Pese
a que Cifesa mutiló gran parte del metraje de Nada, la amputación nos dejo aún una obra notable y que destacaba
por encima de los acartonados parámetros del cine de la época, enfrascado en
sus vertientes histórica o folclórico-regionalista. Frente a los momificados y,
casi sin vida, personajes que poblaban aquellas pantallas del Régimen (Reinas
sufridoras, Hazañas Bélicas Patrias, Santas Iluminadas, Cantantes Folclóricas,
etc), la obra de Edgar Neville presenta un personaje femenino completamente
alejado de aquellos parámetros. Su actriz fetiche, Conchita Montes, (también
autora del guión) interpreta a una joven que llega a Barcelona a estudiar
Filosofía y Letras. Un soplo de aire fresco y un grito de independencia en la
situación de la mujer en la época. Luchando
a contracorriente con una familia habitada por el odio y la pérdida de
nivel social, Neville recorre con su cámara los patios de vecinos, las
escaleras de la postguerra realizando
una radiografía lúcida y hermosa del
momento. No debió agradar a los capitostes esta visión de la realidad tan
alejada de los cielos imperiales y la ranciedad de las corrientes
regionalistas. Opresiva, de atmósfera insana y endogámica, frente al deseo de
libertad de Andrea (Conchita Montes) o la vida bohemia del artisteo.
La
protagonista lucha contra una sociedad de raíz patriarcal que “no cree en la
inteligencia femenina”, que vive pendiente de la escasez y la supervivencia
(moral y física). Una sociedad donde la grisura y el anonimato moral son la
clave para seguir adelante. Todo lo contrario a la independencia con la que
sueña Andrea y su pálpito vital. Creación netamente nevillesca, cercana a un existencialismo sórdido, nos presenta una
Barcelona tenebrosa, opresiva y enfermiza (como el trazo histórico que refleja).
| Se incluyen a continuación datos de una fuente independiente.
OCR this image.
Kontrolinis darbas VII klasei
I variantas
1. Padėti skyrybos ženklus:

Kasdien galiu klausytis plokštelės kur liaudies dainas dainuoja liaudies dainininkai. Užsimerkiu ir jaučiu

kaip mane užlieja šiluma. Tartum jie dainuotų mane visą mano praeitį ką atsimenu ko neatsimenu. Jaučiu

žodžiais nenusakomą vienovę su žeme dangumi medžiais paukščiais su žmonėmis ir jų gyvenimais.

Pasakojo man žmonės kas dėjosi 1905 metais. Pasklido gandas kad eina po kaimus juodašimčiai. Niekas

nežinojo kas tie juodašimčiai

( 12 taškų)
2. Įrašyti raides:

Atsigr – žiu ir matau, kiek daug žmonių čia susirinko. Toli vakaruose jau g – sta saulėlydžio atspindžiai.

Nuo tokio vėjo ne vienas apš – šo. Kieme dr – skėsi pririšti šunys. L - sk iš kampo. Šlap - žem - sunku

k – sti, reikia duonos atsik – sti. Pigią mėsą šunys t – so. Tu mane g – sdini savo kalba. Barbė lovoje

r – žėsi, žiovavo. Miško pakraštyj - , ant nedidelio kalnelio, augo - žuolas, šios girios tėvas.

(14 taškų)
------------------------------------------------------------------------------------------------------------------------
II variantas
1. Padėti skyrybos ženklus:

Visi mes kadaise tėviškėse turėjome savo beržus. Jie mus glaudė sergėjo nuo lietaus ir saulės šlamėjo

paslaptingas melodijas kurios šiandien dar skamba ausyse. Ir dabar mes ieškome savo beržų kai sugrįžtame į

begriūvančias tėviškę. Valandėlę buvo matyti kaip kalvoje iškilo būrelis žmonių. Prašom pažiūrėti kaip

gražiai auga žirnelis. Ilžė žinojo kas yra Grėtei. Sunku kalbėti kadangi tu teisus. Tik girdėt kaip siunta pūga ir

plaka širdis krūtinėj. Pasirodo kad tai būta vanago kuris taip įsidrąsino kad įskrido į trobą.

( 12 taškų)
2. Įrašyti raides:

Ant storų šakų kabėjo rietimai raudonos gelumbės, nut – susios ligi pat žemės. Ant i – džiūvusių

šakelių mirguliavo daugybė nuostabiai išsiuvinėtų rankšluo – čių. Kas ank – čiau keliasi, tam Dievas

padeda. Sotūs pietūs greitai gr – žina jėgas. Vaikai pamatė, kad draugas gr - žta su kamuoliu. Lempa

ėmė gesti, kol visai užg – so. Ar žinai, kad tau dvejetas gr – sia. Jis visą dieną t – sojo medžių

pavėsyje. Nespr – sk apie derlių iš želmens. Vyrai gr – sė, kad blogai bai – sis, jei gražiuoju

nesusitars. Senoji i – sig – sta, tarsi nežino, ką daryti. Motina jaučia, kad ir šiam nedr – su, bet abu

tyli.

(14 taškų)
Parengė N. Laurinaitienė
Este film es tan de Neville como el Madrid Galdosiano de “Domingo de Carnaval”,
con una enorme Conchita Montes emulando las grandes divas de la época. Tan de
Neville como esa crítica devastadora de la burguesía de provincias de “La Vida
en un Hilo” o el expresionismo latente en ese viaje a los infiernos de “La
Torre de los Siete Jorobados”. Es un Neville en estado puro, pero mucho más
oscuro, más demoledor y extraño por su situación histórica. Neville nunca fue
un director complaciente. De él se decía que le odiaban por igual los “progres”
y los de “Raza”, algo que dice mucho de su independencia, equilibrio y
solvencia en la pantalla. Conchita Montes fue la escritora de “Damero Maldito”
en La Codorniz y tradujo obras de teatro. En “Nada”, la solvencia y
espontaneidad de su personaje arrasa, aunque enfrente tiene actores enormes
como esa chacha bordada por la inmensa Julia Caba Alba, la conmovedora abuela
de Juanita Manso (La Vida en un Hilo) y el viril Fosco Giachetti (Sin Novedad
en el Alcazar). Lo castizo se transmuta en siniestro, el humor negrísimo casi
ahoga los personajes, atrapados en ese inframundo opresivo de la familia venida
a menos. El director maneja personajes sinceros sin perder el aura de la génesis
literaria. La laminación efectuada por la censura, mutiló la obra convirtiéndola
en una pesadilla onírica que suplanta el realismo social latente en la novela.
Desaparecieron
Rafael Bardem, Félix Navarro y María Bru del metraje. También se elimina ese
dominio sobre escenarios castizos, ambientes humanos y sabor local que era la marca de la casa de
Edgar Neville, arrancando los exteriores barceloneses lo cual aumenta la atmósfera
de insania de la fotografía. Están retratadas magistralmente las relaciones masoquistas
de ese foco endogámico, símbolo de la España enfrentada, resentida, cuya
miseria les mantiene vivos. Por este paisaje desfilan personajes malsanos,
burgueses acomodados (futuros practicantes de la gauche divine), estudiantes indolentes, machistas irreconciliables.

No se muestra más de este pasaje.